Artist: Music Machine
Title: Double Yellow Line
Source: LP: Nuggets Vol. 2-Punk (originally released as 45 RPM single and included on LP: Bonniwell Music Machine)
Writer: Sean Bonniwell
Label: Rhino (original label: Original Sound; stereo version: Warner Brothers)
One of the Original Sound singles that also appeared on the Warner Brothers LP Bonniwell Music Machine, Double Yellow Line features lyrics that were literally written by Bonniwell on the way to the recording studio. In fact, his inability to stay in his lane while driving with one hand and writing with the other resulted in a traffic ticket. The ever resourceful Bonniwell wrote the rest of the lyrics on the back of the ticket and even invited the officer in to watch the recording session. The officer declined.
Artist: Sons Of Champlain
Title: Fat City
Source: Love Is The Song We Sing: San Francisco Nuggets 1965-70 (originally released as 45 RPM single)
Writer: Bob Moitoza
Label: Rhino (original label: Verve)
One of the most popular cover bands in Marin County California in the early 60s was Mill Valley's The Opposite Six. In 1967 the group decided to switch to original material, changing their name to the Sons Of Champlain in the process. Although never one of the top selling San Francisco bands, the Sons nonetheless recorded some decent tracks, the earliest of which was a single called Fat City, released on the Verve label.
Artist: Red Crayola
Title: The Parable Of Arable Land (part one)
Source: LP: The Parable Of Arable Land
Label: International Artists
New York had the Velvet Underground. L.A. had the United States of America. San Francisco had 50 Foot Hose. And Texas had the Red Crayola. Formed by art students at the University of St. Thomas (Texas) in 1966, the band was led by singer/guitarist and visual artist Mayo Thompson, along with drummer Frederick Barthelme (brother of novelist Donald Barthelme) and Steve Cunningham. The band was almost universally panned by the rock press but has since achieved cult status as a pioneer of avant-garde psychedelic punk and is considered a forerunner of "lo-fi" rock.

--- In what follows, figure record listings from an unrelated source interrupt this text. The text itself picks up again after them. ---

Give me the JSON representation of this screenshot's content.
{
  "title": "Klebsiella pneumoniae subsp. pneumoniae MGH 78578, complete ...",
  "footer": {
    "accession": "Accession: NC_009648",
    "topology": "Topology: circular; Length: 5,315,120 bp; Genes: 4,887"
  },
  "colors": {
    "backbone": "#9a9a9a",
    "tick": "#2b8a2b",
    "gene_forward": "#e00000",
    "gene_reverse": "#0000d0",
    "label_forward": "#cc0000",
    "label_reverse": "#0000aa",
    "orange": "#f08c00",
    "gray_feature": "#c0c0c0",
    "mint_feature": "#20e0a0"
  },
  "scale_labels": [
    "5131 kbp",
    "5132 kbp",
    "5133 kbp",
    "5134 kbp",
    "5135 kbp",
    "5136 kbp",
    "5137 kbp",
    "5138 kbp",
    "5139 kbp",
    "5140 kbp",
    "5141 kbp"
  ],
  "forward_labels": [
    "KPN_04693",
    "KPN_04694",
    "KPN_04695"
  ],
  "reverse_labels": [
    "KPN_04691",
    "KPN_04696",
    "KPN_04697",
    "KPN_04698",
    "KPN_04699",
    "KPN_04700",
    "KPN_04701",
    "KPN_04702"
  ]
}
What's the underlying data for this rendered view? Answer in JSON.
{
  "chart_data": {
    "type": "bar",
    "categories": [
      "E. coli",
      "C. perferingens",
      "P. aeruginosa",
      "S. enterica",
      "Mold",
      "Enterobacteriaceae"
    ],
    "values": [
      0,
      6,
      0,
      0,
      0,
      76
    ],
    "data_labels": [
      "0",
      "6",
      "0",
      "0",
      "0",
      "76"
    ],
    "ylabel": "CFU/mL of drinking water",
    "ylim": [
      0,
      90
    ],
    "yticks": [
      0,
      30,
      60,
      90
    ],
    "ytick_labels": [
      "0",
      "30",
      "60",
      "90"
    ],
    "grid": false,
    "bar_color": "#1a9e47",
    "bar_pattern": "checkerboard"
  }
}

The band's debut album, The Parable Of Arable Land, released in 1967, was reportedly recorded in one continuous session and utilizes the services of "The Familiar Ugly", a group of about 50 friends of the band, each of which was invited to play whatever they pleased on whatever sound-producing device they chose to (such as blowing into a soda bottle), filling time between the actual songs on the album. Roky Erickson,leader of the Red Crayola's International Artists labelmates 13th Floor Elevators, can be heard playing organ as part of the cacaphony.